Tuesday, March 25, 2014
Lord(s) of War?: Southern District of New York Uses Rule 704 to Find No Error in Failing To Call Expert
Federal Rule of Evidence 704(b) provides that
In a criminal case, an expert witness must not state an opinion about whether the defendant did or did not have a mental state or condition that constitutes an element of the crime charged or of a defense. Those matters are for the trier of fact alone.
The recent opinion of the United States District Court for the Southern District of New York in Moreno-Godoy v. United States, 2014 WL 1088300 (S.D.N.Y. 2014), raises an interesting question with regard to Rule 704(b): Does the simple fact that some portion of an expert's opinion might run afoul of Rule 704(b) justify an attorney in not calling him as a witness?

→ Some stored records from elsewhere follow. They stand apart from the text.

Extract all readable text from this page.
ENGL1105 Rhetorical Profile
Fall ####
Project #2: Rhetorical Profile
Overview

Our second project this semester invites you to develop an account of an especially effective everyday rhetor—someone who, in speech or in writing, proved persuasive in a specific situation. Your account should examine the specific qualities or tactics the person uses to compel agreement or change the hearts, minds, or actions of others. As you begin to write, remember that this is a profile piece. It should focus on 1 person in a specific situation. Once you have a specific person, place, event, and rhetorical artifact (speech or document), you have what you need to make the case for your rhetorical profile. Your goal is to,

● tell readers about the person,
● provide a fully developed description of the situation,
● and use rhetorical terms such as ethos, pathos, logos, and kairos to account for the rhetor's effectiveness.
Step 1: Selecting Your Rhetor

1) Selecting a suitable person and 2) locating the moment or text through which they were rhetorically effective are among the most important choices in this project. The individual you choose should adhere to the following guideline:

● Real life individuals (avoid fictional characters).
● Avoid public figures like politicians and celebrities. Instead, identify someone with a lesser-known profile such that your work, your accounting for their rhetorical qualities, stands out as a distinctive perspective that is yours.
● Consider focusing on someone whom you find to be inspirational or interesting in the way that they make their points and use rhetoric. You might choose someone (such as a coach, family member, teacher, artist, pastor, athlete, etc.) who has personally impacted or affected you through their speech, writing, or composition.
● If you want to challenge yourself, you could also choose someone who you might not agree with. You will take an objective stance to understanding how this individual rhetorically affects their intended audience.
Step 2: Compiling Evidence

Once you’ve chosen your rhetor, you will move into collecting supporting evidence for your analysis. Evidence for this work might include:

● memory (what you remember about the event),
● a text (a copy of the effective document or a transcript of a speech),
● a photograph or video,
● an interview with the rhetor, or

In Moreno-Godoy, Luis Felipe Moreno-Godoy and co-conspirators Monzer Al Kassar and Tareq Mousa Al Ghazi were indicted for the following offenses (1) conspiracy to kill United States nationals;(2) conspiracy to kill officers and employees of the United States; (3) conspiracy to acquire and use anti-aircraft missiles; (4) conspiracy to provide material support or resources to a foreign terrorist organization; and (5) money laundering. Specifcially,
The Indictment alleged that Godoy, Kassar, and Ghazi had agreed to provide the international terrorist group Fuerzas Armadas Revolucionarias de Colombia (“FARC”) with "millions of dollars worth of weapons to be used, among other things, to kill nationals of the United States in Colombia."
After he was convicted, Moreno-Godoy appealed, claiming, inter alia, that he received the ineffective assistance of counsel because his trial attorney
did not secure a "Weapons System and Defense Technology Expert" named George S. Sevier because he "did not want to pay the requested fee."...Godoy points to a letter that Sevier wrote to Kassar's attorney in which Sevier stated, "I thought that your client and his associates were more likely to be running a scam against their 'customer' than involved in actually delivering the material."...In Godoy's view, this letter establishes that Sevier would have provided crucial testimony at the trial to support the defendants' "position that the Defendant's [sic] never intended to sell the FARC weapons—and were therefore not guilty of the charged crimes."...Godoy alleges that he was denied Sevier's testimony because Stavis "let a small billing disagreement get in the way of providing [his] clients a meaningful defense."
The Southern District of New York disagreed, concluding that
it would have been reasonable for Stavis to decide that the testimony of these potential witnesses would not have been helpful to Godoy's case. Sevier's opinion would not have been admissible given that Federal Rule of Evidence 704 bars an expert witness in a criminal case from "stat[ing] an opinion about whether the defendant did or did not have a mental state or condition that constitutes an element of the crime charged or a defense." Thus, Sevier would not have been permitted to testify that the defendants only intended to con the FARC agents and did not in fact have the required intent to sell the weapons.
This conclusion seems a bit disingenuous to me. Sure, the court is correct that Stavis couldn't have testified that the defendants "lacked the intent to sell the weapons." But Stavis absolutely could have testified as to the reasons why he reached the conclusion that the defendants were scamming their custimer. As I have noted before, Federal Rule of Evidence 704 is more about labels than anything else. As long as Stavis would have steered clear of using words like "intent," his testimony would have been perfectly admissible.